Ergo: moms can sit and have full conversations over coffee; a parent can speak at length on the telephone without their child banging drums, whining, or hanging up the phone (um, yes, all of these have happened in my house); children can participate in baking a cake and then not dig in while it’s still warm after coming out of the oven (I don’t think I’m personally capable of this one yet…not sure I want to be).
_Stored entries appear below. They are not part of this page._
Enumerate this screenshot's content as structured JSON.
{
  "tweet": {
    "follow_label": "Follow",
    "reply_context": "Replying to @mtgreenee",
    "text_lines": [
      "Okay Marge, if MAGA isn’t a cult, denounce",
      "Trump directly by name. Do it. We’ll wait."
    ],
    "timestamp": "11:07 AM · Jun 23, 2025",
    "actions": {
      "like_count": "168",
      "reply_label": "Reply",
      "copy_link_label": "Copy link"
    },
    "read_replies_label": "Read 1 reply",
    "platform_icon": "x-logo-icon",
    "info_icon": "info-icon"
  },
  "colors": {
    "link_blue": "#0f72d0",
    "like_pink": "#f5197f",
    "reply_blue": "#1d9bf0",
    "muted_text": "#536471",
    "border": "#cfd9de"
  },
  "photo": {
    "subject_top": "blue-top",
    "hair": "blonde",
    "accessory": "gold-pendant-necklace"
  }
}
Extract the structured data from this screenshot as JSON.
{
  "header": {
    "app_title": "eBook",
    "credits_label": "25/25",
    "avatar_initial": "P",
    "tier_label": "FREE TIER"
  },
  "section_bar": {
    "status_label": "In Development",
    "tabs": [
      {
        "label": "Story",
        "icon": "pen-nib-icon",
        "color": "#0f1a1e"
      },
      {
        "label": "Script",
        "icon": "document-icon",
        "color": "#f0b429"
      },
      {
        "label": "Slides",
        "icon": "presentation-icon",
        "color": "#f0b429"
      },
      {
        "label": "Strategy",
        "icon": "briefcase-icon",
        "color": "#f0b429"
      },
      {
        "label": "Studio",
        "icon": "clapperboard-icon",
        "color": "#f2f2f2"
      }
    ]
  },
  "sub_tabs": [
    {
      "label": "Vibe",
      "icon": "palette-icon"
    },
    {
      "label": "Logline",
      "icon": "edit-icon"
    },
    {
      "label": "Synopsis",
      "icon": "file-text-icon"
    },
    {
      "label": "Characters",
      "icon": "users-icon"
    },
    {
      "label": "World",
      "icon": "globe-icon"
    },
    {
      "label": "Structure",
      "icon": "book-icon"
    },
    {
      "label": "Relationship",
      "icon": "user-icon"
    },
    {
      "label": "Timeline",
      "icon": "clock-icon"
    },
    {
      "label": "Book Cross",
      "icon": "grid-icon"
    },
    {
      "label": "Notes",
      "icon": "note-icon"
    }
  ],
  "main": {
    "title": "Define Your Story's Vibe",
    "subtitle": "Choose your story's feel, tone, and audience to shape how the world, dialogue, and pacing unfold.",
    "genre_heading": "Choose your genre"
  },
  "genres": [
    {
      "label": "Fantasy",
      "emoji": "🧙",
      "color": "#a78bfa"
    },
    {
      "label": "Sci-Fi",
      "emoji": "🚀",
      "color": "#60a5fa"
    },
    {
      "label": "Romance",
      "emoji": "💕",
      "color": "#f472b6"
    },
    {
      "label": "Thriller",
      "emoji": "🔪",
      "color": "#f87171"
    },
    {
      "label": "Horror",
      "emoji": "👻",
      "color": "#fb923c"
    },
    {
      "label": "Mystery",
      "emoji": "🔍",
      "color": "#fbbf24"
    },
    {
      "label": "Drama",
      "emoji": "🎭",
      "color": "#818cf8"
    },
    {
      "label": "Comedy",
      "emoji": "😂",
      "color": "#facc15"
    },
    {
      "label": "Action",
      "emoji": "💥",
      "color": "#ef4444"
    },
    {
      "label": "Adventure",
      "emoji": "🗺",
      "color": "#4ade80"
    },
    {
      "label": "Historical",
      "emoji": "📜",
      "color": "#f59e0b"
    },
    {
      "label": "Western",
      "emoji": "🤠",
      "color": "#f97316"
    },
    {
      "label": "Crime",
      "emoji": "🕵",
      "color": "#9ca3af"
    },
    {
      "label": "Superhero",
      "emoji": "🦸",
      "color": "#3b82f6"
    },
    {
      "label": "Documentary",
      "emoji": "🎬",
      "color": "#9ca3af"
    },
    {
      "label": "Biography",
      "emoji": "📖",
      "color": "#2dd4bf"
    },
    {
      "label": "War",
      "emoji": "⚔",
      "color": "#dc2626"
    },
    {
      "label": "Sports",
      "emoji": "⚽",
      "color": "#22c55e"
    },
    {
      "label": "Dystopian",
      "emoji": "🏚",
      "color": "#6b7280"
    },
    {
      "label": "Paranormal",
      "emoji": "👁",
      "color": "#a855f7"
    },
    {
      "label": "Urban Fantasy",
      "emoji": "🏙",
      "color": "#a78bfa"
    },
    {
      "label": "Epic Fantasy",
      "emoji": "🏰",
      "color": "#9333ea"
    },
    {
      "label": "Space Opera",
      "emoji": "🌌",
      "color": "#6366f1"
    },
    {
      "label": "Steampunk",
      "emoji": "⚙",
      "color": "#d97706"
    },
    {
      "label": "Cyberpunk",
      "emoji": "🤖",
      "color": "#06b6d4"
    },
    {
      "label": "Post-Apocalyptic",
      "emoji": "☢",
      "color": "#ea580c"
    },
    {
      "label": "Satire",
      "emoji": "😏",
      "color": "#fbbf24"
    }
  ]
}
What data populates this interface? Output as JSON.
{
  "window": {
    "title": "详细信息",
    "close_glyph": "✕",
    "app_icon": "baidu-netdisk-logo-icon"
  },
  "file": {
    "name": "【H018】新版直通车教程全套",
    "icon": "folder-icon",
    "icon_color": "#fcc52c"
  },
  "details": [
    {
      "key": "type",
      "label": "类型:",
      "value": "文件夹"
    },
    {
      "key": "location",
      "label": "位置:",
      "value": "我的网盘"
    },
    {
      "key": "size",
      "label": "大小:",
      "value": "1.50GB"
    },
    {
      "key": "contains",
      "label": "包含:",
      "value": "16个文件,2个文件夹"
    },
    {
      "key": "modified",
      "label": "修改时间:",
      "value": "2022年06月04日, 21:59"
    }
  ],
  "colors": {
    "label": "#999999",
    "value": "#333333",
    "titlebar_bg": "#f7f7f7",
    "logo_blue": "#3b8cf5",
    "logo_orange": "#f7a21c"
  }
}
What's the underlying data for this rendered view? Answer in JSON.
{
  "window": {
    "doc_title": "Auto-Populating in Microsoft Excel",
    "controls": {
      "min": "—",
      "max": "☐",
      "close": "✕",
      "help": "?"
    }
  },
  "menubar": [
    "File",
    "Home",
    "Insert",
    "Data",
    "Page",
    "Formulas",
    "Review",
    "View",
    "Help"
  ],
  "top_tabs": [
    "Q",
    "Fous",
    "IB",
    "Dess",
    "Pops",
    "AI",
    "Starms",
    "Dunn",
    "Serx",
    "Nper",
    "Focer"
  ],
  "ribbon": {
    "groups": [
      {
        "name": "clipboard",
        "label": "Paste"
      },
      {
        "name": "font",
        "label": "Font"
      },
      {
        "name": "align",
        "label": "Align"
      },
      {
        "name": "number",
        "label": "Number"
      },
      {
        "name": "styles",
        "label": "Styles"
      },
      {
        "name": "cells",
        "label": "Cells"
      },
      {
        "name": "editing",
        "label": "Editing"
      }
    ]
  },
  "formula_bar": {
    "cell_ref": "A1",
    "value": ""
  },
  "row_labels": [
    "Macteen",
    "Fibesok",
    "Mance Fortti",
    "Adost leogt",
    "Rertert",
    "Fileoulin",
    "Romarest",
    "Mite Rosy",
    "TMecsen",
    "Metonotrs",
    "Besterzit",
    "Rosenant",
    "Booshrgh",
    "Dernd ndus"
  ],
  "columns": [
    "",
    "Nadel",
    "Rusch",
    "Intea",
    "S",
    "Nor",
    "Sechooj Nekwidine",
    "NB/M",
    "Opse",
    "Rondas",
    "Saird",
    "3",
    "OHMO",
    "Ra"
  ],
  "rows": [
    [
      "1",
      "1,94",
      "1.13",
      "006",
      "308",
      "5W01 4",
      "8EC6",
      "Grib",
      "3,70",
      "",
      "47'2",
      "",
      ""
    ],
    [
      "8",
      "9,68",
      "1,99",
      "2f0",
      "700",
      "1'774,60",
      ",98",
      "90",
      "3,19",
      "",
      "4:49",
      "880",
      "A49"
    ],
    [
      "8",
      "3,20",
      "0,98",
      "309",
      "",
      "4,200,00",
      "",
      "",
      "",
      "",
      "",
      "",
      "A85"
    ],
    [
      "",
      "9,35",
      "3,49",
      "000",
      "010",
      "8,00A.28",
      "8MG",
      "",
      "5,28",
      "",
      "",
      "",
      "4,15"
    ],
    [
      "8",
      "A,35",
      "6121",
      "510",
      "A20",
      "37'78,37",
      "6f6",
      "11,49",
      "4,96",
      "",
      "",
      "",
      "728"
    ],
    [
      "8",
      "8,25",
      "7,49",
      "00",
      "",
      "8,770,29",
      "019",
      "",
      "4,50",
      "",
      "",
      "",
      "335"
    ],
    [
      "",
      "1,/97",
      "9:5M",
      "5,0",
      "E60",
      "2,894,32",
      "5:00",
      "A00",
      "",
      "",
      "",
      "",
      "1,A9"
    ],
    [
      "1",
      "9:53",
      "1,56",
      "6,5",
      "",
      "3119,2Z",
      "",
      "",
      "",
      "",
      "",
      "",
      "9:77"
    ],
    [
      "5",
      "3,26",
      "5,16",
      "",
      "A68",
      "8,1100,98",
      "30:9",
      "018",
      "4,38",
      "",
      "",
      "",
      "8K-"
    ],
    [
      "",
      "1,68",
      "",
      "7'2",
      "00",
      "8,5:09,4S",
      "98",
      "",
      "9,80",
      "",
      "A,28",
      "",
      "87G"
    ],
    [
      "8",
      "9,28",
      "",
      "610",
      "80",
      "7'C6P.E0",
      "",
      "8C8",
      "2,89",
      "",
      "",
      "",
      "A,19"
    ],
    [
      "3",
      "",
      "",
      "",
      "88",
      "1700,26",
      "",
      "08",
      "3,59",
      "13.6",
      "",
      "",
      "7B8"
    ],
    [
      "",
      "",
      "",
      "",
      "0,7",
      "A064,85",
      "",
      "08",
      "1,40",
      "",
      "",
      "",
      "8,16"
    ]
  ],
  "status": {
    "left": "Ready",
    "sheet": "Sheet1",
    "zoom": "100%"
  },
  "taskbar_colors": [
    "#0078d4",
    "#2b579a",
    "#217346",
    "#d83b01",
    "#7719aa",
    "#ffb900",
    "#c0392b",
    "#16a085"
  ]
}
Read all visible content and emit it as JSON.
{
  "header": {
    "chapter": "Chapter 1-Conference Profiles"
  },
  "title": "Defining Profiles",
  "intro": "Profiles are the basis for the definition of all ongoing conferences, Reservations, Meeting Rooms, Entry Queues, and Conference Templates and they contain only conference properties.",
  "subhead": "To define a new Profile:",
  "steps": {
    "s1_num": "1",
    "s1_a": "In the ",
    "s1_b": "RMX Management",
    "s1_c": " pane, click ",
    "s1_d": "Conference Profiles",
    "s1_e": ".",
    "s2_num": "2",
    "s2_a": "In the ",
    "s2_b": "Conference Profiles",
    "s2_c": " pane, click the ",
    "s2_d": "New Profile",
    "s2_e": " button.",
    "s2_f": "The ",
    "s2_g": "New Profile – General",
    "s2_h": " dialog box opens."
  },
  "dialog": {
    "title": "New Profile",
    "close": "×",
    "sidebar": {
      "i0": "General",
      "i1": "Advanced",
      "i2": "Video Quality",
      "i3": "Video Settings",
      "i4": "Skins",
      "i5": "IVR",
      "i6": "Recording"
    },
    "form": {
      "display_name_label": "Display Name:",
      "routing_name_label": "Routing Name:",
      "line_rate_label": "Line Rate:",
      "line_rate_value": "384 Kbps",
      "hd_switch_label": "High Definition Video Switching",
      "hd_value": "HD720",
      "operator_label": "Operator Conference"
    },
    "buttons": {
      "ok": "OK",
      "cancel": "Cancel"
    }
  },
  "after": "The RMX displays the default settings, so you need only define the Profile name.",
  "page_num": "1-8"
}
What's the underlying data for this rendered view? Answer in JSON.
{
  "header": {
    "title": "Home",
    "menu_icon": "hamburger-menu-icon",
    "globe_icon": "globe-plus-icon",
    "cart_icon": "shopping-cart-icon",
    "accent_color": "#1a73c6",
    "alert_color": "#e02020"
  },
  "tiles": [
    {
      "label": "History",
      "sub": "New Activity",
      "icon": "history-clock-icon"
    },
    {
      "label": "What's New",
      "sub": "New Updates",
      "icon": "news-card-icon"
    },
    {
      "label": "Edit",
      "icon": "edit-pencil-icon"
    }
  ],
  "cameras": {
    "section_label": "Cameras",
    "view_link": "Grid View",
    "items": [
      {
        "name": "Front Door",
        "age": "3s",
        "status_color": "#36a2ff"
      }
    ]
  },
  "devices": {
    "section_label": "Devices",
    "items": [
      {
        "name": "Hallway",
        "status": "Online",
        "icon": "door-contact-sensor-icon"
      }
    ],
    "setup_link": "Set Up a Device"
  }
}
Children’s capacity to delay gratification has been linked to long-term positive outcomes. Walter Mischel is the author of the famous “marshmallow test” experiment at Stanford in the 60’s wherein 4-year-olds were each brought into a room one by one and told that if they could resist eating a single marshmallow they would be given two marshmallows in the end. Out of 653 kids, only one in three resisted the marshmallow for the full 15 minutes, and those who resisted generally did so by somehow distracting themselves by singing songs, playing with their toes, etc. When Mischel and his colleagues followed up with the participants years later as adolescents, they found that those who were able to delay gratification as children had greater capacity as teenagers for concentration, reasoning, and staying calm under stress.
My creative husband (in a flash of inspiration, no book needed) recently started teaching our son to twiddle his thumbs while he’s waiting for our attention, so after my past few days of reading Bebé and asking my son to Please Wait, I have to laugh when he promptly sits down, clasps his hands, and diligently begins trying to get his thumbs twiddling, murmuring “doo-to-doo, doodli-doo-ti-doo….”
If we missed teaching our toddlers how to wait, all is not lost! We can still help our teens learn and practice delaying gratification, so they can resist that extra drink or postpone the risky activity until they’ve had more time to think it through and breathe past that initial impulsiveness. (There’s a lot more going on in our teens’ brains, though, that I’ll continue to address in future posts, like real need for risk, testing oneself, initiation, and spiritual seeking.)
Best of all, what would it be like to practice wisdom and patience ourselves as adults, as well as dive into the full gratification itself with the benefit of insight, modeling this for each other and our kids: waiting mindfully and then savoring that delicious thing we love with all the abandon in the world?